Assume you’re a Zoroastrian in Iran, or black in America, or an atheist in Saudi Arabia.

You score high on tests for bigotry and authoritarianism. If you were part of the in group (Shia muslim in Iran, white in the US, Sunni Muslim in Saudi Arabia, etc) then you probably become an angry, aggressive militant filled with hate and anger about all the impure outsiders in your culture.

What happens to people who score high on these personality traits but who are not part of the in group in a culture, or are targets for prejudice and violence by the in group?

I imagine they fare poorly. People opposed to bigotry don’t like them because they’re bigots. And the other bigots don’t like them because they’re the wrong type of bigot.

You end up as miserable clowns:

Nation of Islam - Wikipedia Jewish Defense League - Wikipedia

Almost always, people like this can find some sub-group nearby that they can look down on. QAnd looking down on some ‘other’ group seems to be a major part of that personality type.

Some of the most strident support for slavery (and later, Jim Crow laws) came from poor whites, people who had never actually owned a slave. (“I may be just a poor sharecropper, but at least I ain’t a n*gger!”)

In India, the lower classes were the most bigoted toward the ‘untouchables’, the very lowest class.

Currently in America, opposition to GLBT equality is very strong among black people. The California Proposition 8 referendum passed on black votes (and a bit of vote fraud). And especially in their own families – black kids who come out are more likely to thrown ouit of their families than white kids.

Religion seems to be a real source for this.
When my Methodist father married my Catholic mother, there were relatives who said “at least it’s not a Lutheran!”. And still felt this way, decades later. And it was relatives in both families who said this!

Every bigoted group seems to find some ‘other’ group they can despise.

I’m reminded of a great joke by Emo Philips:

I grew up in a mostly Jewish neighborhood and went to a grade school that was overwhelmingly Jewish. I was an atheist and was treated very well, enjoying all the great foods my friends family’s served. I got off for xmas and yom kippur. Life was good…

Then in 4th grade an Iranian family moved in and their son attended my grade school. He got beat up several times a week. Not because the kids were vicious or anything, but because he was vocally antisemitic. Every fucking day he’d find a reason to rant about how “Jews are worse than dogs” and shit like that. Kids had no choice but to beat him up.
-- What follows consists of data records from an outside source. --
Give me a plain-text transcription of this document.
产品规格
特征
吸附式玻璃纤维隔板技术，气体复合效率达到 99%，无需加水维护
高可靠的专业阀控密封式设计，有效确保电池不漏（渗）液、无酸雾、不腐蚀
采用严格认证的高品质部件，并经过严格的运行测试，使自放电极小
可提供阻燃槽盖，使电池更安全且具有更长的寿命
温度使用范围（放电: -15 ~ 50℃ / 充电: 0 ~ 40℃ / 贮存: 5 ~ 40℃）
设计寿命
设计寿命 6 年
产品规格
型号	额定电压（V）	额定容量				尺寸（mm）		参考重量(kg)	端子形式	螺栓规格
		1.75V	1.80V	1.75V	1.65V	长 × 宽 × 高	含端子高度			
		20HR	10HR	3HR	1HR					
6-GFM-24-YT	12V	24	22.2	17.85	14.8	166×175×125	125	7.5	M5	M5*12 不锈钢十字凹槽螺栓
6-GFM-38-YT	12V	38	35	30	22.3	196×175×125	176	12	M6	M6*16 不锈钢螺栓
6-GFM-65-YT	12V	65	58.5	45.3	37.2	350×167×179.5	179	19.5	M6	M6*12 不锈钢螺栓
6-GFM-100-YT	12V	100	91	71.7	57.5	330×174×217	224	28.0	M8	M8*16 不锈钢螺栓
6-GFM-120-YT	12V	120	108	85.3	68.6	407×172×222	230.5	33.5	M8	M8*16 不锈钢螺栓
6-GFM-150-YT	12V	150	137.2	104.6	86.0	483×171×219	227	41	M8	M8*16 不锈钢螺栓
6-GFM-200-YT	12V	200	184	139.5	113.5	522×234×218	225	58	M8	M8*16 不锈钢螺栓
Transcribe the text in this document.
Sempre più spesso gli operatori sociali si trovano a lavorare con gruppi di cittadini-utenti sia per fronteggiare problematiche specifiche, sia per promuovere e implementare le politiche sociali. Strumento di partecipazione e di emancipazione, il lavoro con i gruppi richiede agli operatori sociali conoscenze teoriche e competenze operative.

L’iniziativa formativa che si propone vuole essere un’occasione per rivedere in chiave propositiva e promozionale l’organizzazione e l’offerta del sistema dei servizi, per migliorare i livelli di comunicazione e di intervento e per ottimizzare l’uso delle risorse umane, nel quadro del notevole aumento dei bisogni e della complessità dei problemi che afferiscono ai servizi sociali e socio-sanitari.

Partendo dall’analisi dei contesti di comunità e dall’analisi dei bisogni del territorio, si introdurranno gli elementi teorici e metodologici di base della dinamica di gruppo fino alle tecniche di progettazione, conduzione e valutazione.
I am thinking of Sonny Liston, the former heavyweight boxing champion.

He grew up sharecropper-poor - he was one of 25 children of an abusive father. He was far from stupid, but he was almost uneducated, more or less illiterate, and this was back in the days of Jim Crow. He reacted by becoming the Bad N*gger of the white establishment’s nightmare - armed robber, headbreaker for the unions, and a terrifying presence where ever he went. He didn’t need a group to look down on - everyone looked down on him, and he reacted by scaring them.

So sometimes that’s how haters react - they hate back, and not just at one group. They don’t identify with any “in-group” - they are their own in-group.